Very few traditional lenders are currently using a stated income process (no income verification, no tax returns, no IRS Form 4506) for their commercial financing and commercial real estate loans. This development is directly related to problems which occurred with residential mortgage financing using a stated income approach. In this case, the many loan defaults which occurred with stated income residential financing provide lenders with a practical rationale to reduce or eliminate stated income commercial mortgage loans.
One major lender which had been providing stated income commercial loans as well as full documentation business financing suddenly stopped making commercial mortgages of all sizes and types. While it is clear that this particular lender had many financial problems, their decision to completely exit the small business mortgage market was surprising and has resulted in significant impacts at other commercial lenders.
For example, another commercial lender has reduced property types and commercial mortgage loan size for their stated income commercial real estate loan program. This lender has been a prominent national provider of stated income commercial loans. They have made drastic changes such as the following: (1) eliminated restaurants and many other businesses from their stated income programs; (2) significantly increased credit score requirements; and (3) reduced the maximum loan amounts for their stated income business financing.
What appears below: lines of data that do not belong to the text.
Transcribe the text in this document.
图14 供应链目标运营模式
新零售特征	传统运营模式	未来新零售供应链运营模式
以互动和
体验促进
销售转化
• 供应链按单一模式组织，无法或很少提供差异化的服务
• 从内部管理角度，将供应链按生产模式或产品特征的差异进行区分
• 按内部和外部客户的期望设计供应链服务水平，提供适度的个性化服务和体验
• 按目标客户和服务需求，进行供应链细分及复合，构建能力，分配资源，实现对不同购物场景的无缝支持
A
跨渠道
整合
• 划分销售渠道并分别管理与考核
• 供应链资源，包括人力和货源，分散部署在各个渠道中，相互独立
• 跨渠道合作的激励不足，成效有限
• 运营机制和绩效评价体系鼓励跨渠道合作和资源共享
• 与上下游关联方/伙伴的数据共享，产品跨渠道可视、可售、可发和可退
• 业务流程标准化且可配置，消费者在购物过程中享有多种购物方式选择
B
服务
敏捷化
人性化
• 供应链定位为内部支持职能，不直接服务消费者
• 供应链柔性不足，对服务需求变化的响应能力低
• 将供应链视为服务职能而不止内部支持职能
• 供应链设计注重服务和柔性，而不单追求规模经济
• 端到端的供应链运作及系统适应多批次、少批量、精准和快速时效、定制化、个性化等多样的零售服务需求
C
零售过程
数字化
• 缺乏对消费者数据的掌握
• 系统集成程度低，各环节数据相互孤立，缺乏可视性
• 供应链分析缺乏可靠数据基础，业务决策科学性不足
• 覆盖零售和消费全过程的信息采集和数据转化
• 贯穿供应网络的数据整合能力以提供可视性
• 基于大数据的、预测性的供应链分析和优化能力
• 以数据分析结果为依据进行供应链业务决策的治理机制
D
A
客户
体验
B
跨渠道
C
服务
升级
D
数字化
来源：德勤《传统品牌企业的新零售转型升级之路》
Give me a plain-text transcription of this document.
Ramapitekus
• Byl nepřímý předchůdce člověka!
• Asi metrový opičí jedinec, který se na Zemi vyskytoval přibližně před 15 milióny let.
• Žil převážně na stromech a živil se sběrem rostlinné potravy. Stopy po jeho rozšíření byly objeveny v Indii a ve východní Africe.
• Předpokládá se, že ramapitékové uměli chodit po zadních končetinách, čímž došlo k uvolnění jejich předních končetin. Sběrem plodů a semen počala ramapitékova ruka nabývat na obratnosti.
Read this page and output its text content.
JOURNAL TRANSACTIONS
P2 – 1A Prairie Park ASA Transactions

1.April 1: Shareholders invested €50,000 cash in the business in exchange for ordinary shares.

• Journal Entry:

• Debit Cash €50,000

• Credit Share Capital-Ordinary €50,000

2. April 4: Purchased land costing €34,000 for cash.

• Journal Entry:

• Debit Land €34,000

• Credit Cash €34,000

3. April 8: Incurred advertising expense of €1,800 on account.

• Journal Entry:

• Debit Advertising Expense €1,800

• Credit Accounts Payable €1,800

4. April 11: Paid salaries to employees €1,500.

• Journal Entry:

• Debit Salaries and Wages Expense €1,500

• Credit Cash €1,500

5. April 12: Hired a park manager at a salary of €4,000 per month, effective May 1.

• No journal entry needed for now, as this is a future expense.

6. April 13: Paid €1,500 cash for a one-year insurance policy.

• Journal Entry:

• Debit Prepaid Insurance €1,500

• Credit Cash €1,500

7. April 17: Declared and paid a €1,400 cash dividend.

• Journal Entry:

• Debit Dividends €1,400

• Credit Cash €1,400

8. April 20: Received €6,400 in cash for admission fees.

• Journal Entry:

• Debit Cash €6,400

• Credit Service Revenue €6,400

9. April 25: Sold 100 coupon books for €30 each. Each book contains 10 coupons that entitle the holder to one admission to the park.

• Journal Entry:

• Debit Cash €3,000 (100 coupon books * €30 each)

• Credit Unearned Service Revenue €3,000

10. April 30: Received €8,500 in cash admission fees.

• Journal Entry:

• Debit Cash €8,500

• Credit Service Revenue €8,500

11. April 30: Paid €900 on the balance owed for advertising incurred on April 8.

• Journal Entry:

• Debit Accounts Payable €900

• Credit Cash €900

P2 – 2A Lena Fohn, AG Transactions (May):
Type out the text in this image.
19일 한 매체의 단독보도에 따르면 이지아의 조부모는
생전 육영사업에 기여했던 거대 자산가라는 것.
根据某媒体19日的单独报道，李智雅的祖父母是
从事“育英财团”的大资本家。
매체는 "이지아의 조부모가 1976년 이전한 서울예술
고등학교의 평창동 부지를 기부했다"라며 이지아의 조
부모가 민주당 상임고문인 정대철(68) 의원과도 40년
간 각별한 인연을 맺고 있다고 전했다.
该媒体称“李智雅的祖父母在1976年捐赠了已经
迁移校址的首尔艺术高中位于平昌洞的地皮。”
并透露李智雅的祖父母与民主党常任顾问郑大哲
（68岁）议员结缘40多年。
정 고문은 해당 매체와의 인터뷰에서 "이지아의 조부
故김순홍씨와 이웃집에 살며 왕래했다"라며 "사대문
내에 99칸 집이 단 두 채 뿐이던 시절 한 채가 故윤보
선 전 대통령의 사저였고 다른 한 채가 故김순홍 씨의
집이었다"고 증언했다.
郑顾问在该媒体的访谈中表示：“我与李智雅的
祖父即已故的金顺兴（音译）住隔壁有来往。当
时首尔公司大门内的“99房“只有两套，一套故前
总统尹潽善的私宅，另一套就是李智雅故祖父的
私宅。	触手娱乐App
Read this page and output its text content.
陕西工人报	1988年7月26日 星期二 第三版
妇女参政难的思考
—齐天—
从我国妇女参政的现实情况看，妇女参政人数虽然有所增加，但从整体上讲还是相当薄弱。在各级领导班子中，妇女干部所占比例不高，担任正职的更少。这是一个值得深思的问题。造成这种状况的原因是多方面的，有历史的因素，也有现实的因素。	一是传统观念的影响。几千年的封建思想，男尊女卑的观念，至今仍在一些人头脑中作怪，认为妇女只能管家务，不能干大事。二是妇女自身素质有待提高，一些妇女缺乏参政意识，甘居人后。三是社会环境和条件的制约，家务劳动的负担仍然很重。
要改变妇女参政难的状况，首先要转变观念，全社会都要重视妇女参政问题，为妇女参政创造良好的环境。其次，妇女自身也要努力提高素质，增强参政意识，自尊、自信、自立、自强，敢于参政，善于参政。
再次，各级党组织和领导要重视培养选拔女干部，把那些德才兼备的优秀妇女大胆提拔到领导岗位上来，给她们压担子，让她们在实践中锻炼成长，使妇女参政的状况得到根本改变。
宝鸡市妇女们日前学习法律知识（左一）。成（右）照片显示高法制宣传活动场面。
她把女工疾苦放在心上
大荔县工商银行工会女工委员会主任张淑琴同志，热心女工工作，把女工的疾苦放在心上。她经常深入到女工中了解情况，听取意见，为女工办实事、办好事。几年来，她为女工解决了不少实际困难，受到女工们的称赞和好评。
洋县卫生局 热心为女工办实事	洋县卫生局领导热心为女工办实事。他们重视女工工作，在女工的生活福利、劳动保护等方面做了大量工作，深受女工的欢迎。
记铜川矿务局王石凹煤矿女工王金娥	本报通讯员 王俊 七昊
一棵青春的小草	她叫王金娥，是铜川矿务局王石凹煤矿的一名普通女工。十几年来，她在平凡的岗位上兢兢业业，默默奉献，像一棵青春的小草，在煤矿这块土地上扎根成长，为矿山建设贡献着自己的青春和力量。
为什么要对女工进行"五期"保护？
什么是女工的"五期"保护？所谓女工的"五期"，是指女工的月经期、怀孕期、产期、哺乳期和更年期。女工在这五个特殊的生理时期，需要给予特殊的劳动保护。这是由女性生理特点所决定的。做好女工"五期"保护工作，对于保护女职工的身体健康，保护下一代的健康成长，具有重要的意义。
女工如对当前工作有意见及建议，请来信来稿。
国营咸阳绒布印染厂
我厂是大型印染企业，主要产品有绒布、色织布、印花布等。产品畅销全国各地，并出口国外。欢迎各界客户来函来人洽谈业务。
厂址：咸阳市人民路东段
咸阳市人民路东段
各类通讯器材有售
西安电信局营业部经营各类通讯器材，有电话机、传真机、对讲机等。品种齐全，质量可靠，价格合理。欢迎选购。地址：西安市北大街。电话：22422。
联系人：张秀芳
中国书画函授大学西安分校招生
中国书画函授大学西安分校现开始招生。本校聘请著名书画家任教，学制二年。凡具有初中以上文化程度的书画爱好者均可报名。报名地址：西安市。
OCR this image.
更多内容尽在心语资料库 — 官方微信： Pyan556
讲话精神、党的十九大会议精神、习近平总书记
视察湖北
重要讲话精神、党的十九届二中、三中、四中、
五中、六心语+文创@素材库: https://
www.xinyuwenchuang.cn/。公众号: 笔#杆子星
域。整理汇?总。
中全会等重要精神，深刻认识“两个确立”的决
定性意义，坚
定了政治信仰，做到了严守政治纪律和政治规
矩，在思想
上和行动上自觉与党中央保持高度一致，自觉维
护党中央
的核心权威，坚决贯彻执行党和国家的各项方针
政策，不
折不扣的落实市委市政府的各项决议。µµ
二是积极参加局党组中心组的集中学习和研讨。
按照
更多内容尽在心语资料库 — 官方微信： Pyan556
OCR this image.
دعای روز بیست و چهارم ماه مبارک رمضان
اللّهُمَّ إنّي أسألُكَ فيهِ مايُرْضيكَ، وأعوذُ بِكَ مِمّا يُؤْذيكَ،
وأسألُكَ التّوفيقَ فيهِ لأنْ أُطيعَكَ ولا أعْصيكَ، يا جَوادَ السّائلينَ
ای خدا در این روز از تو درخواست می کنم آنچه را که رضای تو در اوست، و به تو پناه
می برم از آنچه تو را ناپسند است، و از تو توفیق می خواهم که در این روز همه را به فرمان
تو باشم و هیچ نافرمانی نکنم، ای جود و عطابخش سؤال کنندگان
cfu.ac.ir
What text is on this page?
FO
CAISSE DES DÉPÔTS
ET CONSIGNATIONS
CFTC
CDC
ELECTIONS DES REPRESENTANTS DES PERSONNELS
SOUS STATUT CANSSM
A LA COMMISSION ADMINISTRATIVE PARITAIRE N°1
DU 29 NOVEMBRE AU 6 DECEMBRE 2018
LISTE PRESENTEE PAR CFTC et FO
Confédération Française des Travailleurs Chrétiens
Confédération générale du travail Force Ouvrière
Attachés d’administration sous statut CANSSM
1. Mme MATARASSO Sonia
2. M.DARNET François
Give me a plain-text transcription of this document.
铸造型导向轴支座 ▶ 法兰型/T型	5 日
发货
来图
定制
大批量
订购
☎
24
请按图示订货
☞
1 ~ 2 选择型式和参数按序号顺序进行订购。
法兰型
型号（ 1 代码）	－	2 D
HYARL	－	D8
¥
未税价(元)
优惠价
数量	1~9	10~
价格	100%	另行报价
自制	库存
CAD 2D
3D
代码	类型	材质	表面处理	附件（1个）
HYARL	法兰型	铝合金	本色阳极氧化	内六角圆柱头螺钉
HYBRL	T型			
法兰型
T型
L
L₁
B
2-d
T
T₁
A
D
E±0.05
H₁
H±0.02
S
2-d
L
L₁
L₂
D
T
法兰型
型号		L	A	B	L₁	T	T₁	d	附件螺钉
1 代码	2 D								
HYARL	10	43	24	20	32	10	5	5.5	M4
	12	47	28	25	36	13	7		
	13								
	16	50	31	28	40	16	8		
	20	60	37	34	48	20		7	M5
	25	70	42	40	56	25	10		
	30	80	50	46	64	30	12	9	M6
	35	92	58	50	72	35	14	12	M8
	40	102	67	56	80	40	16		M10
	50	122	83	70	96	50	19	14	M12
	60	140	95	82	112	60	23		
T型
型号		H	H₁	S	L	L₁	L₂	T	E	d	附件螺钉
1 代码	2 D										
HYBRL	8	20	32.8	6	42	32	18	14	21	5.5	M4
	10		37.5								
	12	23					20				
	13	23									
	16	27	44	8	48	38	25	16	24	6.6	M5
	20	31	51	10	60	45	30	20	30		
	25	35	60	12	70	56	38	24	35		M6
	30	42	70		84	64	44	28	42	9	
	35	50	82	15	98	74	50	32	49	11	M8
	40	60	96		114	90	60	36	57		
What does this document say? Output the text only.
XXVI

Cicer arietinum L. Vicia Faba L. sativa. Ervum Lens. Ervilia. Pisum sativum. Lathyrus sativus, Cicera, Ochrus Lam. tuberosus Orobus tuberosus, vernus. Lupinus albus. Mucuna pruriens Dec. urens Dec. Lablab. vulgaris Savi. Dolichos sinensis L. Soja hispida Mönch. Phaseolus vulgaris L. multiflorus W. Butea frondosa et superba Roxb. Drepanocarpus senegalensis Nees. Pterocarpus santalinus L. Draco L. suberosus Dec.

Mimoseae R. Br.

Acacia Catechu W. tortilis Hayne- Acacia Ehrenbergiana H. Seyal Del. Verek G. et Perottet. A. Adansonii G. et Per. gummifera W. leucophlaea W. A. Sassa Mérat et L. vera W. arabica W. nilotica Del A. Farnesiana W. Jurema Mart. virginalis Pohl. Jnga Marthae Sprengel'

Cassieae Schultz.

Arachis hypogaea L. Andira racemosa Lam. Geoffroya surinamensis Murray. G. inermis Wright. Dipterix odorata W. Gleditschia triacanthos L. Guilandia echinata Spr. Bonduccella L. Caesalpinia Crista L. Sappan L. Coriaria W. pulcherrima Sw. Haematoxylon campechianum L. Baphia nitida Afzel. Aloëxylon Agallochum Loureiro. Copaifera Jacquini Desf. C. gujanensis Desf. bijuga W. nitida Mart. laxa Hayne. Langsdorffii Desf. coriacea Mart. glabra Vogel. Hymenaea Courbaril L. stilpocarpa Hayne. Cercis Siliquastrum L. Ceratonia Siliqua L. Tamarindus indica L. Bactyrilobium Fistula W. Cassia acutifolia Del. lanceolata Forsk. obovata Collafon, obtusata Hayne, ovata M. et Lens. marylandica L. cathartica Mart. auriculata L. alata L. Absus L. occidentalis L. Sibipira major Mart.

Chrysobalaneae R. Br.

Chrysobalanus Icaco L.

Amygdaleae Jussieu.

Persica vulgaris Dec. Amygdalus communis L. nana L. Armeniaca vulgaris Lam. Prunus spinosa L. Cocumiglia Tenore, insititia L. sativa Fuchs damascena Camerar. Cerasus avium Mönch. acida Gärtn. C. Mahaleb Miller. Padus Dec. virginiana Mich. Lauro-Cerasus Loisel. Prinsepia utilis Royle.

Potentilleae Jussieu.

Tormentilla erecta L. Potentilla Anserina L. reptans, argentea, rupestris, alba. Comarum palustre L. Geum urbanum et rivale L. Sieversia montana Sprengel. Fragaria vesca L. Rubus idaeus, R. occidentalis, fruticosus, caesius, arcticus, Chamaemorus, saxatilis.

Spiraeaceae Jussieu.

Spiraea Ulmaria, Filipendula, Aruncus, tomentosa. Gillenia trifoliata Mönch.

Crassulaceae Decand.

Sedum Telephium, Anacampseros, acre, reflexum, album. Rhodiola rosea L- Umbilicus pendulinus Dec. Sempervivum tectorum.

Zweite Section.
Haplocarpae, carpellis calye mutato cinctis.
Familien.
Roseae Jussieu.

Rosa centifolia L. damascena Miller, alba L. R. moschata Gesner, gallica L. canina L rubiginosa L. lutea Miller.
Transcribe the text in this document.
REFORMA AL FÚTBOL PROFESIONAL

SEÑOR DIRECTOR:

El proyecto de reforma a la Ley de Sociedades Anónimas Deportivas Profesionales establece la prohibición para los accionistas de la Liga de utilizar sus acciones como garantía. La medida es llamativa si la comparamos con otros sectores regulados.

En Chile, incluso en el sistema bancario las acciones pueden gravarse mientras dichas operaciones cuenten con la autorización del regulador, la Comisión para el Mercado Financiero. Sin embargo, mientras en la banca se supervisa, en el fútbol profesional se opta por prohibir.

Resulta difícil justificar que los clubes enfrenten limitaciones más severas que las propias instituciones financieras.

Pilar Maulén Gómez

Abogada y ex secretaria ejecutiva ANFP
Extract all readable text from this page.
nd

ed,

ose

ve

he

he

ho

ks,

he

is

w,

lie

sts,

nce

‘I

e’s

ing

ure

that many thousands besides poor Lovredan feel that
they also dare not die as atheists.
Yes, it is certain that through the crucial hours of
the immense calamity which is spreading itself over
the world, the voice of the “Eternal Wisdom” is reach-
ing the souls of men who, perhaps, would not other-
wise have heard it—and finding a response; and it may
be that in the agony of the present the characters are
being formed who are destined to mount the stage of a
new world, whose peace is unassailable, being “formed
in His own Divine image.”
Whether using a stated income commercial mortgage approach or a commercial real estate loan based on full documentation with financial statements and tax returns, there is a prominent income issue that is often overlooked by commercial borrowers. This factor involves the documentation of business income for the required appraisal. A business will still need to document several years of income to support an acceptable appraisal value even with stated income commercial loan underwriting. For a "full doc" business loan which usually requires three years of business and personal tax returns, lenders typically emphasize the existence of sufficient business income (documented by business tax returns and business financial statements) to cover loan payments rather than personal income levels (documented by personal tax returns).
The primary commercial financing programs where we have not yet seen changes in stated income underwriting involves business cash advances based on future credit card processing transactions. For most working capital advances using credit card factoring, tax returns and financial statements are not required. Income documentation might be necessary for a larger business cash advance, but this does not represent a more restrictive lending practice as financial statements and tax returns have traditionally been required for larger transactions.
Many of the issues described above involve commercial loan strategies that are probably unfamiliar to most small business borrowers. It is particularly wise for business owners to discuss options with a commercial funding expert whenever such changes initially appear to
limit commercial finance possibilities.
As we have noted in several AEX Commercial Loans reports, there are rapidly-changing developments (in addition to modifications with stated income commercial financing) which will be negatively impacting most business financing in the United States for the foreseeable future.